The specialist buy to let mortgage sector is set to be an unexpected victim of the buy to let tax changes announced by Chancellor George Osborne in his Budget.
Datamonitor, the independent business information and market analysis company, says that while BTL lending has been the main engine of growth in the UK mortgage market in recent years, that may change.
Last week Osborne announced that from 2017 he would start removing the right of landlords to claim more than the basic rate tax equivalent in relief for mortgage interest, and is this year tightening the rules about claiming for wear and tear by allowing claims only for money spent rather than the annual 10 per cent of rental currently allowed automatically.
Bodies ranging from landlords’ organisations to the Institute for Fiscal Studies have criticised the measures and now Datamonitor analyst Daoud Fakhri says annual profits from a typical rental property “could more than halve.”

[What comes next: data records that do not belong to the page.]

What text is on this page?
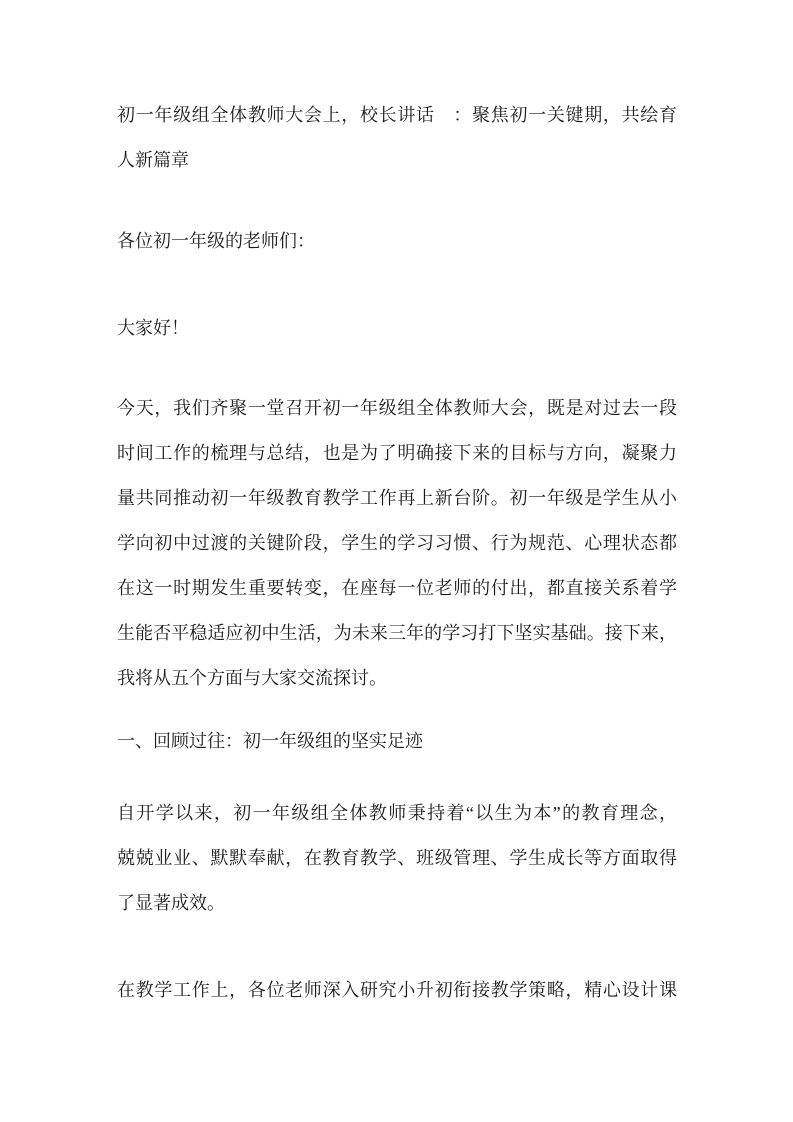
初一年级组全体教师大会上，校长讲话　：聚焦初一关键期，共绘育
人新篇章
各位初一年级的老师们：
大家好！
今天，我们齐聚一堂召开初一年级组全体教师大会，既是对过去一段
时间工作的梳理与总结，也是为了明确接下来的目标与方向，凝聚力
量共同推动初一年级教育教学工作再上新台阶。初一年级是学生从小
学向初中过渡的关键阶段，学生的学习习惯、行为规范、心理状态都
在这一时期发生重要转变，在座每一位老师的付出，都直接关系着学
生能否平稳适应初中生活，为未来三年的学习打下坚实基础。接下来，
我将从五个方面与大家交流探讨。
一、回顾过往：初一年级组的坚实足迹
自开学以来，初一年级组全体教师秉持着“以生为本”的教育理念，
兢兢业业、默默奉献，在教育教学、班级管理、学生成长等方面取得
了显著成效。
在教学工作上，各位老师深入研究小升初衔接教学策略，精心设计课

He says that high levels of buy to let lending pose a risk to the wider market, so mainstream mortgage lenders may indirectly benefit from increased stability. But he warns that “lenders that specialize in buy-to-let will not fare so well.”
He warns that “their expected profits will have been based on projected growth rates that will now not be realized due to falling demand. To keep their shareholders happy, they must consider diversifying into other sectors such as non-standard mortgages and crowdfunding.”